The languid growth of China’s philanthropic sector also points to growing pains in China’s civil society building, which continues to suffer from lack of transparency and accountability. According to an official report, only 30 percent of registered charities in China meet basic international standards for transparency and disclosure. This is compounded by the society’s discrimination against charity work. When charity icon Yao Li launched the country’s first charity vocational school for the children of migrant workers in 2004, she was viewed as a swindler. People not only questioned her motives, but also could not understand why charities should operate with any overhead and why volunteers should be offered any stipend (however small) for doing charity work. The Chinese public overall does not support foundations outsourcing service implementation to NGOs—a nationwide survey in 2013 found that only 1.5 percent of the Chinese foundations had funded grassroots NGOs. Beginning in 2011, a string of scandals among recipients of charitable funds further undermined the credibility of Chinese charitable organizations. Charitable donations in that year nose-dived to 84.5 billion RMB and have never returned to the 2010 level. Not surprisingly, China’s philanthropic sector continues to face a social capital (i.e., trust) deficit.

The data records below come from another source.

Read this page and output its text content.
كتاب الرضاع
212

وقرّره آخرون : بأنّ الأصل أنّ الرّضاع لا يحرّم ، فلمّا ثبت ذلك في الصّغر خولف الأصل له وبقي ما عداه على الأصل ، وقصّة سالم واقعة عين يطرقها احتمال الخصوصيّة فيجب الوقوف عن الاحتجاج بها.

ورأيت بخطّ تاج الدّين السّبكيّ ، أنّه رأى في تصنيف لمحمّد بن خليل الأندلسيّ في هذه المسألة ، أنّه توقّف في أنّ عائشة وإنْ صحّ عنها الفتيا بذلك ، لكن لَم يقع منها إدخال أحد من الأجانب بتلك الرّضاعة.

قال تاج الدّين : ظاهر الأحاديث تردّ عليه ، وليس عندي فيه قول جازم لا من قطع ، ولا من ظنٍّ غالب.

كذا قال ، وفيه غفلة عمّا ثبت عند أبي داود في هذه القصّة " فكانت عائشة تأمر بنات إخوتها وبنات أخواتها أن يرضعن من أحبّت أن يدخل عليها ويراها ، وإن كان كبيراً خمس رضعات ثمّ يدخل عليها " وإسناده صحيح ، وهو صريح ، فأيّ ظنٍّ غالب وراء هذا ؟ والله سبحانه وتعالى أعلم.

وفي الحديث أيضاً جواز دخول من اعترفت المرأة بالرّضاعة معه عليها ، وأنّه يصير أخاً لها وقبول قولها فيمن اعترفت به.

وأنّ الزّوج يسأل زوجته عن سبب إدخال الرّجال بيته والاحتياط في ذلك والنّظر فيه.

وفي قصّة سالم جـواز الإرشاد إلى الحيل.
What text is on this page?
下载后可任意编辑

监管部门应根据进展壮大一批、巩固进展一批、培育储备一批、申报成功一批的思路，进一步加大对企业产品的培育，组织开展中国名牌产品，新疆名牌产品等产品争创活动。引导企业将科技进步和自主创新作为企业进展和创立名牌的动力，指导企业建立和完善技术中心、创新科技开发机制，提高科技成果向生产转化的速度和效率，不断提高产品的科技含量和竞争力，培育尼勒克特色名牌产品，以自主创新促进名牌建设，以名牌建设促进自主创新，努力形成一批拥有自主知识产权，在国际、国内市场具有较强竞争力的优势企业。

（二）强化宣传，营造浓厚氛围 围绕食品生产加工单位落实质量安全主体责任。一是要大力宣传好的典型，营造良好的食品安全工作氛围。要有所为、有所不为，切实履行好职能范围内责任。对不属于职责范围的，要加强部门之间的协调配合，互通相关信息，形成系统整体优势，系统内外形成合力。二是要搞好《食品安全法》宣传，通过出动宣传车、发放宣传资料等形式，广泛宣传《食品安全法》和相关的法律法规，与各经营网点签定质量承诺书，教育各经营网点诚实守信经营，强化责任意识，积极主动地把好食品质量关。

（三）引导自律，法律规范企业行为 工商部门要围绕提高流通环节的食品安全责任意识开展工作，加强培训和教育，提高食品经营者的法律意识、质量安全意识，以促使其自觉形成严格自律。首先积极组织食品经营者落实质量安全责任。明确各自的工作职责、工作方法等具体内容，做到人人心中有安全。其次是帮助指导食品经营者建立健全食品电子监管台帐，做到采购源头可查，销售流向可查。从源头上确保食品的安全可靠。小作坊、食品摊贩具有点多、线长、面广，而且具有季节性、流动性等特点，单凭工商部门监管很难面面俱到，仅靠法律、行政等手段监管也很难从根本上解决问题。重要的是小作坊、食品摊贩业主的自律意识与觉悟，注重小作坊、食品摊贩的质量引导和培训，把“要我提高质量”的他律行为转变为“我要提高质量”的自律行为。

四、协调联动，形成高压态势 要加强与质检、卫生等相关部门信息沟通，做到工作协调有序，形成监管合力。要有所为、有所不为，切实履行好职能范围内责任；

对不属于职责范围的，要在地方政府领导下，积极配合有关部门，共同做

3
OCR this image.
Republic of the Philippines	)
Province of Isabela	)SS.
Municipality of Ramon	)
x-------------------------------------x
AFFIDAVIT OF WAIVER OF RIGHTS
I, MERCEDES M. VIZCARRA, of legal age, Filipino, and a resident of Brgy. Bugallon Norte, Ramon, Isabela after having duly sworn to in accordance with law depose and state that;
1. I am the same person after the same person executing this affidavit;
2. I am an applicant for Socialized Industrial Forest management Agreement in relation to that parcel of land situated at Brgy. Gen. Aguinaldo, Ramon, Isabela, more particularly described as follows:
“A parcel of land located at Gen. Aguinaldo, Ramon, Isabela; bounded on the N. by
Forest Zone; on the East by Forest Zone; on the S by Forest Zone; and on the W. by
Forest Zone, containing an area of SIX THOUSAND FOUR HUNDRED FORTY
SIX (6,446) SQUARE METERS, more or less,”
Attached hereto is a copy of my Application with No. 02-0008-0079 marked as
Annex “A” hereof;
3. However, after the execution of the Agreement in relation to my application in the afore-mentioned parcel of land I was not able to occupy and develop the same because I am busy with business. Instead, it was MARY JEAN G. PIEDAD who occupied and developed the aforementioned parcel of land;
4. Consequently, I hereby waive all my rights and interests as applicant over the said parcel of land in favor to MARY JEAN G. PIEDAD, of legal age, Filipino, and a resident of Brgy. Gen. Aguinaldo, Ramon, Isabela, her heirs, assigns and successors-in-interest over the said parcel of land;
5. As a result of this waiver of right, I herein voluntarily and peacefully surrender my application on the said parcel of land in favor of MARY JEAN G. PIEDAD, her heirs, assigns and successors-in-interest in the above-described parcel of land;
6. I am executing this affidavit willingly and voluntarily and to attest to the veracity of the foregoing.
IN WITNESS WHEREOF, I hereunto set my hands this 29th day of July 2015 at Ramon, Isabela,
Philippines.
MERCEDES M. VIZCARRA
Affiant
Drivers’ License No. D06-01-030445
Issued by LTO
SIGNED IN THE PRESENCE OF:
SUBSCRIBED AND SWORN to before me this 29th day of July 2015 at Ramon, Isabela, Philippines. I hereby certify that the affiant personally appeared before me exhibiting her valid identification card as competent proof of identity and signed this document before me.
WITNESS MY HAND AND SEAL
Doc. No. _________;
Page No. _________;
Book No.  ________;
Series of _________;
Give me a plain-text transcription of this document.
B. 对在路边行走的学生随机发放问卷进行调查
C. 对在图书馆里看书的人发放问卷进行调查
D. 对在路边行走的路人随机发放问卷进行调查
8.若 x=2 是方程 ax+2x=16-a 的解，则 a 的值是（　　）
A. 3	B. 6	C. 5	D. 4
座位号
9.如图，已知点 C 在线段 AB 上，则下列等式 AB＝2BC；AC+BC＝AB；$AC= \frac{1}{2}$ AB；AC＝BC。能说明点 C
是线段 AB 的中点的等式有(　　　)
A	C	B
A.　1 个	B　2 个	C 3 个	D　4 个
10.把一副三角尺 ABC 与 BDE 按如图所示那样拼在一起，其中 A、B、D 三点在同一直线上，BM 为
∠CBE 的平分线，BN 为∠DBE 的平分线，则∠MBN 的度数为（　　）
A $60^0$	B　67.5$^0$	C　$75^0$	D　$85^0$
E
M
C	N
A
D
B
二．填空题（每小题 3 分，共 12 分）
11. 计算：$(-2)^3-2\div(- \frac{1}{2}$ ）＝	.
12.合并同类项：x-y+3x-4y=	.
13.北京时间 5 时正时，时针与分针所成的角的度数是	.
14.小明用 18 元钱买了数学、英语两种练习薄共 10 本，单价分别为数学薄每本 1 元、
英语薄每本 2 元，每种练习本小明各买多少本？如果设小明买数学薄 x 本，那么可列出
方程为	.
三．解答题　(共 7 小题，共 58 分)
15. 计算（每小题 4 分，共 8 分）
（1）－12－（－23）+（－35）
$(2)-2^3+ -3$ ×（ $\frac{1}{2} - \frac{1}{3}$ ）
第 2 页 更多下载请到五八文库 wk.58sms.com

Philanthropy in China has also stagnated over the years because of an unfriendly political and policy environment. In order to register as a not-for-profit organization (NPOs), an NGO (or a “social organization” as it is known in China) has to be affiliated with a professional agency that has jurisdiction over the former’s sphere of activity. This is by no means easy—in fact, a Beijing based NGO focusing on providing support to Leukemia patients did not find an agency willing to oversee it until after the intervention of a Politburo member. Those who cannot find a host agency have to register as a for-profit organization and thus have to pay enterprise income tax. But those who do find one will lose their autonomy in fund management. When Jet Li’s One Foundation was affiliated with Red Cross Society of China, for example, the latter not only managed the funds raised by the Foundation, but could also extract overhead from its expense.
In addition, a two million RMB initial fund ($330,000) is required for the establishment of a local private foundation (20 million RMB for a national private foundation), which disqualifies a large number of NGOs that cannot meet the requirements. Unlike public foundations, private foundations are not allowed to engage in public fundraising. While, in theory, donations to foundations are tax exempt, in reality, it is the government taxation, fiscal and civil authorities that determine whether a legal NPO is exempt from income tax. The lack of interagency coordination means that few private foundations have tax exempt status, which only dampens the enthusiasm of potential donors. In short, the government policy on registration and taxation has seriously constrained the growth of China’s philanthropic sector.
In recognition of the need for policy change, the National People’s Congress is reviewing several versions of a new charity law. Stalled for years, the new law, if passed, will clarify charities’ legal status and finally address tax deductions for donations, thus pavingA the way for a takeoff in Chinese philanthropy.
Yanzhong Huang is Senior Fellow for Global Health at the Council on Foreign Relations. This piece was previously published on CFR.org’s Asia Unbound blog.